Moraes e Zanin votam para condenar réus do núcleo 4 da trama golpista

1ª turma do STF analisa ação penal contra sete réus acusados de promover desinformação.

Da Redação

terça-feira, 21 de outubro de 2025

Atualizado às 16:25

A 1ª turma do STF retomou na manhã desta terça-feira, 21, o julgamento da AP 2.694referente ao chamado "núcleo 4" da tentativa de golpe de Estado.

Até o momento, o relator, ministro Alexandre de Moraes, votou pela condenação de seis réus pelos crimes de organização criminosa armada, tentativa de abolição violenta do Estado Democrático de Direito, golpe de Estado, dano qualificado e deterioração de patrimônio tombado. São eles:  Ailton Barros, Ângelo Denicoli, Giancarlo Rodrigues, Guilherme Almeida, Marcelo Bormevet e Reginaldo Abreu, 

Em relação ao sétimo acusado, Carlos César Rocha, o relator votou pela condenação apenas pelos crimes de organização criminosa armada e tentativa de abolição violenta do Estado Democrático de Direito, absolvendo-o das demais imputações por falta de provas.
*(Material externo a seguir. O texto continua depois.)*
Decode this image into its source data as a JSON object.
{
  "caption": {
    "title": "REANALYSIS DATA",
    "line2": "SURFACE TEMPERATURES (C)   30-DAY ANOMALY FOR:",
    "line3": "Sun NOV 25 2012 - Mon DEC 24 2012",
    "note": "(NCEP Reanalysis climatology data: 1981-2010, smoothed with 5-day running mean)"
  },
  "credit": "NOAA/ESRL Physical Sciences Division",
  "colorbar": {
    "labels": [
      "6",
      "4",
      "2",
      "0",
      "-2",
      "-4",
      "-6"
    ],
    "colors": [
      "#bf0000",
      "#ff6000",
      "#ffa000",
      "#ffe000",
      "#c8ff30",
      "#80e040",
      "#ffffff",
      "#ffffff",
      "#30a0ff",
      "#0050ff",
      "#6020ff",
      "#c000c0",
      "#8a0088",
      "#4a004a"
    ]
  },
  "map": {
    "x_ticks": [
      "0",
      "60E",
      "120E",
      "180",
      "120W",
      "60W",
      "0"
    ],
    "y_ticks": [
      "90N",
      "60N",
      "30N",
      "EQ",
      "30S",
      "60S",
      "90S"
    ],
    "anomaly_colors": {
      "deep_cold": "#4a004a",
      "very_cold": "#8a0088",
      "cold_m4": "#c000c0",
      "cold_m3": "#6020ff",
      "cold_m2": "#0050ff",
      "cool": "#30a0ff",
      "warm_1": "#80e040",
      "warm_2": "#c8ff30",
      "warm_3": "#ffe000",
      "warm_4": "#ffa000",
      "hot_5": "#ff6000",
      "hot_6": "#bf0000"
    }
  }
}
Moraes também propôs o envio de cópias do processo para apuração da conduta do presidente do PL, Valdemar da Costa Neto.

Ministro Cristiano Zanin também proferiu voto, acompanhando integralmente o relator.

Veja a conclusão do voto:

Veja o placar:

O julgamento será retomado às 14h.

Além desta terça-feira, está prevista sessão de julgamento do caso para a quarta-feira, 22, das 9h às 12h.

Réus e acusações

Os réus do núcleo 4 são: 

  • Ailton Moraes Barros (ex-major do Exército);
  • Ângelo Denicoli (major da reserva do Exército);
  • Carlos Cesar Moretzsohn Rocha (presidente do Instituto Voto Legal);
  • Giancarlo Rodrigues (subtenente do Exército);
  • Guilherme Almeida (tenente-coronel do Exército);
  • Marcelo Bormevet (agente da PF);
  • Reginaldo Abreu (coronel do Exército);

Segundo a denúncia, eles teriam atuado na divulgação de informações falsas sobre a segurança das urnas eletrônicas e em ataques a instituições e autoridades.
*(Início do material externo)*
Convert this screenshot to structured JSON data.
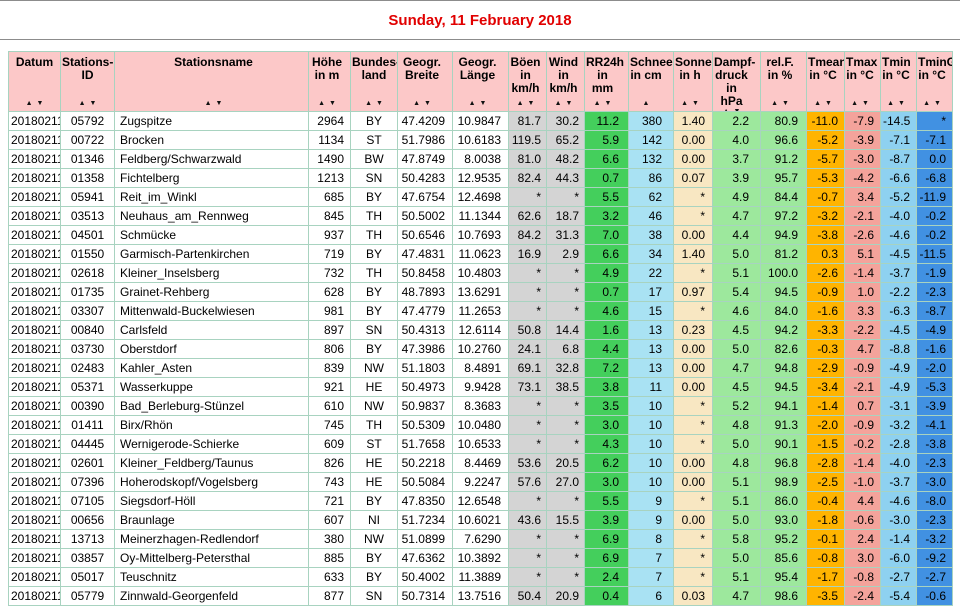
{
  "page_title": "Sunday, 11 February 2018",
  "colors": {
    "title_text": "#e10000",
    "header_bg": "#fcc8c8",
    "grid_border": "#a8d3c0",
    "col_gray": "#d4d4d4",
    "col_rr24h": "#44cf5c",
    "col_schnee": "#a9e2f3",
    "col_sonne": "#f8e7c2",
    "col_dampf": "#9de89d",
    "col_relf": "#9de89d",
    "col_tmean": "#ffb400",
    "col_tmax": "#f4a39b",
    "col_tmin": "#8ed1f0",
    "col_tming": "#4191e2"
  },
  "table": {
    "columns": [
      {
        "key": "datum",
        "label_lines": [
          "Datum"
        ],
        "sort": "both"
      },
      {
        "key": "stations_id",
        "label_lines": [
          "Stations-",
          "ID"
        ],
        "sort": "both"
      },
      {
        "key": "name",
        "label_lines": [
          "Stationsname"
        ],
        "sort": "both"
      },
      {
        "key": "hoehe",
        "label_lines": [
          "Höhe",
          "in m"
        ],
        "sort": "both"
      },
      {
        "key": "land",
        "label_lines": [
          "Bundes-",
          "land"
        ],
        "sort": "both"
      },
      {
        "key": "breite",
        "label_lines": [
          "Geogr.",
          "Breite"
        ],
        "sort": "both"
      },
      {
        "key": "laenge",
        "label_lines": [
          "Geogr.",
          "Länge"
        ],
        "sort": "both"
      },
      {
        "key": "boeen",
        "label_lines": [
          "Böen",
          "in",
          "km/h"
        ],
        "sort": "both"
      },
      {
        "key": "wind",
        "label_lines": [
          "Wind",
          "in",
          "km/h"
        ],
        "sort": "both"
      },
      {
        "key": "rr24h",
        "label_lines": [
          "RR24h",
          "in",
          "mm"
        ],
        "sort": "both"
      },
      {
        "key": "schnee",
        "label_lines": [
          "Schnee",
          "in cm"
        ],
        "sort": "asc"
      },
      {
        "key": "sonne",
        "label_lines": [
          "Sonne",
          "in h"
        ],
        "sort": "both"
      },
      {
        "key": "dampf",
        "label_lines": [
          "Dampf-",
          "druck",
          "in hPa"
        ],
        "sort": "both"
      },
      {
        "key": "relf",
        "label_lines": [
          "rel.F.",
          "in %"
        ],
        "sort": "both"
      },
      {
        "key": "tmean",
        "label_lines": [
          "Tmean",
          "in °C"
        ],
        "sort": "both"
      },
      {
        "key": "tmax",
        "label_lines": [
          "Tmax",
          "in °C"
        ],
        "sort": "both"
      },
      {
        "key": "tmin",
        "label_lines": [
          "Tmin",
          "in °C"
        ],
        "sort": "both"
      },
      {
        "key": "tming",
        "label_lines": [
          "TminG",
          "in °C"
        ],
        "sort": "both"
      }
    ],
    "rows": [
      {
        "datum": "20180211",
        "stations_id": "05792",
        "name": "Zugspitze",
        "hoehe": "2964",
        "land": "BY",
        "breite": "47.4209",
        "laenge": "10.9847",
        "boeen": "81.7",
        "wind": "30.2",
        "rr24h": "11.2",
        "schnee": "380",
        "sonne": "1.40",
        "dampf": "2.2",
        "relf": "80.9",
        "tmean": "-11.0",
        "tmax": "-7.9",
        "tmin": "-14.5",
        "tming": "*"
      },
      {
        "datum": "20180211",
        "stations_id": "00722",
        "name": "Brocken",
        "hoehe": "1134",
        "land": "ST",
        "breite": "51.7986",
        "laenge": "10.6183",
        "boeen": "119.5",
        "wind": "65.2",
        "rr24h": "5.9",
        "schnee": "142",
        "sonne": "0.00",
        "dampf": "4.0",
        "relf": "96.6",
        "tmean": "-5.2",
        "tmax": "-3.9",
        "tmin": "-7.1",
        "tming": "-7.1"
      },
      {
        "datum": "20180211",
        "stations_id": "01346",
        "name": "Feldberg/Schwarzwald",
        "hoehe": "1490",
        "land": "BW",
        "breite": "47.8749",
        "laenge": "8.0038",
        "boeen": "81.0",
        "wind": "48.2",
        "rr24h": "6.6",
        "schnee": "132",
        "sonne": "0.00",
        "dampf": "3.7",
        "relf": "91.2",
        "tmean": "-5.7",
        "tmax": "-3.0",
        "tmin": "-8.7",
        "tming": "0.0"
      },
      {
        "datum": "20180211",
        "stations_id": "01358",
        "name": "Fichtelberg",
        "hoehe": "1213",
        "land": "SN",
        "breite": "50.4283",
        "laenge": "12.9535",
        "boeen": "82.4",
        "wind": "44.3",
        "rr24h": "0.7",
        "schnee": "86",
        "sonne": "0.07",
        "dampf": "3.9",
        "relf": "95.7",
        "tmean": "-5.3",
        "tmax": "-4.2",
        "tmin": "-6.6",
        "tming": "-6.8"
      },
      {
        "datum": "20180211",
        "stations_id": "05941",
        "name": "Reit_im_Winkl",
        "hoehe": "685",
        "land": "BY",
        "breite": "47.6754",
        "laenge": "12.4698",
        "boeen": "*",
        "wind": "*",
        "rr24h": "5.5",
        "schnee": "62",
        "sonne": "*",
        "dampf": "4.9",
        "relf": "84.4",
        "tmean": "-0.7",
        "tmax": "3.4",
        "tmin": "-5.2",
        "tming": "-11.9"
      },
      {
        "datum": "20180211",
        "stations_id": "03513",
        "name": "Neuhaus_am_Rennweg",
        "hoehe": "845",
        "land": "TH",
        "breite": "50.5002",
        "laenge": "11.1344",
        "boeen": "62.6",
        "wind": "18.7",
        "rr24h": "3.2",
        "schnee": "46",
        "sonne": "*",
        "dampf": "4.7",
        "relf": "97.2",
        "tmean": "-3.2",
        "tmax": "-2.1",
        "tmin": "-4.0",
        "tming": "-0.2"
      },
      {
        "datum": "20180211",
        "stations_id": "04501",
        "name": "Schmücke",
        "hoehe": "937",
        "land": "TH",
        "breite": "50.6546",
        "laenge": "10.7693",
        "boeen": "84.2",
        "wind": "31.3",
        "rr24h": "7.0",
        "schnee": "38",
        "sonne": "0.00",
        "dampf": "4.4",
        "relf": "94.9",
        "tmean": "-3.8",
        "tmax": "-2.6",
        "tmin": "-4.6",
        "tming": "-0.2"
      },
      {
        "datum": "20180211",
        "stations_id": "01550",
        "name": "Garmisch-Partenkirchen",
        "hoehe": "719",
        "land": "BY",
        "breite": "47.4831",
        "laenge": "11.0623",
        "boeen": "16.9",
        "wind": "2.9",
        "rr24h": "6.6",
        "schnee": "34",
        "sonne": "1.40",
        "dampf": "5.0",
        "relf": "81.2",
        "tmean": "0.3",
        "tmax": "5.1",
        "tmin": "-4.5",
        "tming": "-11.5"
      },
      {
        "datum": "20180211",
        "stations_id": "02618",
        "name": "Kleiner_Inselsberg",
        "hoehe": "732",
        "land": "TH",
        "breite": "50.8458",
        "laenge": "10.4803",
        "boeen": "*",
        "wind": "*",
        "rr24h": "4.9",
        "schnee": "22",
        "sonne": "*",
        "dampf": "5.1",
        "relf": "100.0",
        "tmean": "-2.6",
        "tmax": "-1.4",
        "tmin": "-3.7",
        "tming": "-1.9"
      },
      {
        "datum": "20180211",
        "stations_id": "01735",
        "name": "Grainet-Rehberg",
        "hoehe": "628",
        "land": "BY",
        "breite": "48.7893",
        "laenge": "13.6291",
        "boeen": "*",
        "wind": "*",
        "rr24h": "0.7",
        "schnee": "17",
        "sonne": "0.97",
        "dampf": "5.4",
        "relf": "94.5",
        "tmean": "-0.9",
        "tmax": "1.0",
        "tmin": "-2.2",
        "tming": "-2.3"
      },
      {
        "datum": "20180211",
        "stations_id": "03307",
        "name": "Mittenwald-Buckelwiesen",
        "hoehe": "981",
        "land": "BY",
        "breite": "47.4779",
        "laenge": "11.2653",
        "boeen": "*",
        "wind": "*",
        "rr24h": "4.6",
        "schnee": "15",
        "sonne": "*",
        "dampf": "4.6",
        "relf": "84.0",
        "tmean": "-1.6",
        "tmax": "3.3",
        "tmin": "-6.3",
        "tming": "-8.7"
      },
      {
        "datum": "20180211",
        "stations_id": "00840",
        "name": "Carlsfeld",
        "hoehe": "897",
        "land": "SN",
        "breite": "50.4313",
        "laenge": "12.6114",
        "boeen": "50.8",
        "wind": "14.4",
        "rr24h": "1.6",
        "schnee": "13",
        "sonne": "0.23",
        "dampf": "4.5",
        "relf": "94.2",
        "tmean": "-3.3",
        "tmax": "-2.2",
        "tmin": "-4.5",
        "tming": "-4.9"
      },
      {
        "datum": "20180211",
        "stations_id": "03730",
        "name": "Oberstdorf",
        "hoehe": "806",
        "land": "BY",
        "breite": "47.3986",
        "laenge": "10.2760",
        "boeen": "24.1",
        "wind": "6.8",
        "rr24h": "4.4",
        "schnee": "13",
        "sonne": "0.00",
        "dampf": "5.0",
        "relf": "82.6",
        "tmean": "-0.3",
        "tmax": "4.7",
        "tmin": "-8.8",
        "tming": "-1.6"
      },
      {
        "datum": "20180211",
        "stations_id": "02483",
        "name": "Kahler_Asten",
        "hoehe": "839",
        "land": "NW",
        "breite": "51.1803",
        "laenge": "8.4891",
        "boeen": "69.1",
        "wind": "32.8",
        "rr24h": "7.2",
        "schnee": "13",
        "sonne": "0.00",
        "dampf": "4.7",
        "relf": "94.8",
        "tmean": "-2.9",
        "tmax": "-0.9",
        "tmin": "-4.9",
        "tming": "-2.0"
      },
      {
        "datum": "20180211",
        "stations_id": "05371",
        "name": "Wasserkuppe",
        "hoehe": "921",
        "land": "HE",
        "breite": "50.4973",
        "laenge": "9.9428",
        "boeen": "73.1",
        "wind": "38.5",
        "rr24h": "3.8",
        "schnee": "11",
        "sonne": "0.00",
        "dampf": "4.5",
        "relf": "94.5",
        "tmean": "-3.4",
        "tmax": "-2.1",
        "tmin": "-4.9",
        "tming": "-5.3"
      },
      {
        "datum": "20180211",
        "stations_id": "00390",
        "name": "Bad_Berleburg-Stünzel",
        "hoehe": "610",
        "land": "NW",
        "breite": "50.9837",
        "laenge": "8.3683",
        "boeen": "*",
        "wind": "*",
        "rr24h": "3.5",
        "schnee": "10",
        "sonne": "*",
        "dampf": "5.2",
        "relf": "94.1",
        "tmean": "-1.4",
        "tmax": "0.7",
        "tmin": "-3.1",
        "tming": "-3.9"
      },
      {
        "datum": "20180211",
        "stations_id": "01411",
        "name": "Birx/Rhön",
        "hoehe": "745",
        "land": "TH",
        "breite": "50.5309",
        "laenge": "10.0480",
        "boeen": "*",
        "wind": "*",
        "rr24h": "3.0",
        "schnee": "10",
        "sonne": "*",
        "dampf": "4.8",
        "relf": "91.3",
        "tmean": "-2.0",
        "tmax": "-0.9",
        "tmin": "-3.2",
        "tming": "-4.1"
      },
      {
        "datum": "20180211",
        "stations_id": "04445",
        "name": "Wernigerode-Schierke",
        "hoehe": "609",
        "land": "ST",
        "breite": "51.7658",
        "laenge": "10.6533",
        "boeen": "*",
        "wind": "*",
        "rr24h": "4.3",
        "schnee": "10",
        "sonne": "*",
        "dampf": "5.0",
        "relf": "90.1",
        "tmean": "-1.5",
        "tmax": "-0.2",
        "tmin": "-2.8",
        "tming": "-3.8"
      },
      {
        "datum": "20180211",
        "stations_id": "02601",
        "name": "Kleiner_Feldberg/Taunus",
        "hoehe": "826",
        "land": "HE",
        "breite": "50.2218",
        "laenge": "8.4469",
        "boeen": "53.6",
        "wind": "20.5",
        "rr24h": "6.2",
        "schnee": "10",
        "sonne": "0.00",
        "dampf": "4.8",
        "relf": "96.8",
        "tmean": "-2.8",
        "tmax": "-1.4",
        "tmin": "-4.0",
        "tming": "-2.3"
      },
      {
        "datum": "20180211",
        "stations_id": "07396",
        "name": "Hoherodskopf/Vogelsberg",
        "hoehe": "743",
        "land": "HE",
        "breite": "50.5084",
        "laenge": "9.2247",
        "boeen": "57.6",
        "wind": "27.0",
        "rr24h": "3.0",
        "schnee": "10",
        "sonne": "0.00",
        "dampf": "5.1",
        "relf": "98.9",
        "tmean": "-2.5",
        "tmax": "-1.0",
        "tmin": "-3.7",
        "tming": "-3.0"
      },
      {
        "datum": "20180211",
        "stations_id": "07105",
        "name": "Siegsdorf-Höll",
        "hoehe": "721",
        "land": "BY",
        "breite": "47.8350",
        "laenge": "12.6548",
        "boeen": "*",
        "wind": "*",
        "rr24h": "5.5",
        "schnee": "9",
        "sonne": "*",
        "dampf": "5.1",
        "relf": "86.0",
        "tmean": "-0.4",
        "tmax": "4.4",
        "tmin": "-4.6",
        "tming": "-8.0"
      },
      {
        "datum": "20180211",
        "stations_id": "00656",
        "name": "Braunlage",
        "hoehe": "607",
        "land": "NI",
        "breite": "51.7234",
        "laenge": "10.6021",
        "boeen": "43.6",
        "wind": "15.5",
        "rr24h": "3.9",
        "schnee": "9",
        "sonne": "0.00",
        "dampf": "5.0",
        "relf": "93.0",
        "tmean": "-1.8",
        "tmax": "-0.6",
        "tmin": "-3.0",
        "tming": "-2.3"
      },
      {
        "datum": "20180211",
        "stations_id": "13713",
        "name": "Meinerzhagen-Redlendorf",
        "hoehe": "380",
        "land": "NW",
        "breite": "51.0899",
        "laenge": "7.6290",
        "boeen": "*",
        "wind": "*",
        "rr24h": "6.9",
        "schnee": "8",
        "sonne": "*",
        "dampf": "5.8",
        "relf": "95.2",
        "tmean": "-0.1",
        "tmax": "2.4",
        "tmin": "-1.4",
        "tming": "-3.2"
      },
      {
        "datum": "20180211",
        "stations_id": "03857",
        "name": "Oy-Mittelberg-Petersthal",
        "hoehe": "885",
        "land": "BY",
        "breite": "47.6362",
        "laenge": "10.3892",
        "boeen": "*",
        "wind": "*",
        "rr24h": "6.9",
        "schnee": "7",
        "sonne": "*",
        "dampf": "5.0",
        "relf": "85.6",
        "tmean": "-0.8",
        "tmax": "3.0",
        "tmin": "-6.0",
        "tming": "-9.2"
      },
      {
        "datum": "20180211",
        "stations_id": "05017",
        "name": "Teuschnitz",
        "hoehe": "633",
        "land": "BY",
        "breite": "50.4002",
        "laenge": "11.3889",
        "boeen": "*",
        "wind": "*",
        "rr24h": "2.4",
        "schnee": "7",
        "sonne": "*",
        "dampf": "5.1",
        "relf": "95.4",
        "tmean": "-1.7",
        "tmax": "-0.8",
        "tmin": "-2.7",
        "tming": "-2.7"
      },
      {
        "datum": "20180211",
        "stations_id": "05779",
        "name": "Zinnwald-Georgenfeld",
        "hoehe": "877",
        "land": "SN",
        "breite": "50.7314",
        "laenge": "13.7516",
        "boeen": "50.4",
        "wind": "20.9",
        "rr24h": "0.4",
        "schnee": "6",
        "sonne": "0.03",
        "dampf": "4.7",
        "relf": "98.6",
        "tmean": "-3.5",
        "tmax": "-2.4",
        "tmin": "-5.4",
        "tming": "-0.6"
      }
    ]
  },
  "icons": {
    "sort_asc": "▲",
    "sort_desc": "▼"
  }
}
Todos respondem pelos crimes de tentativa de abolição violenta do Estado Democrático de Direito, golpe de Estado, participação em organização criminosa armada, dano qualificado e deterioração de patrimônio tombado.


Voto do relator


Preliminares

Ao abrir o voto, ministro Alexandre de Moraes destacou que as principais questões preliminares já haviam sido enfrentadas no recebimento da denúncia e no julgamento do "núcleo 1" (AP 2.668). Com a materialidade já firmada, portanto, o foco recai na autoria e na participação de cada acusado.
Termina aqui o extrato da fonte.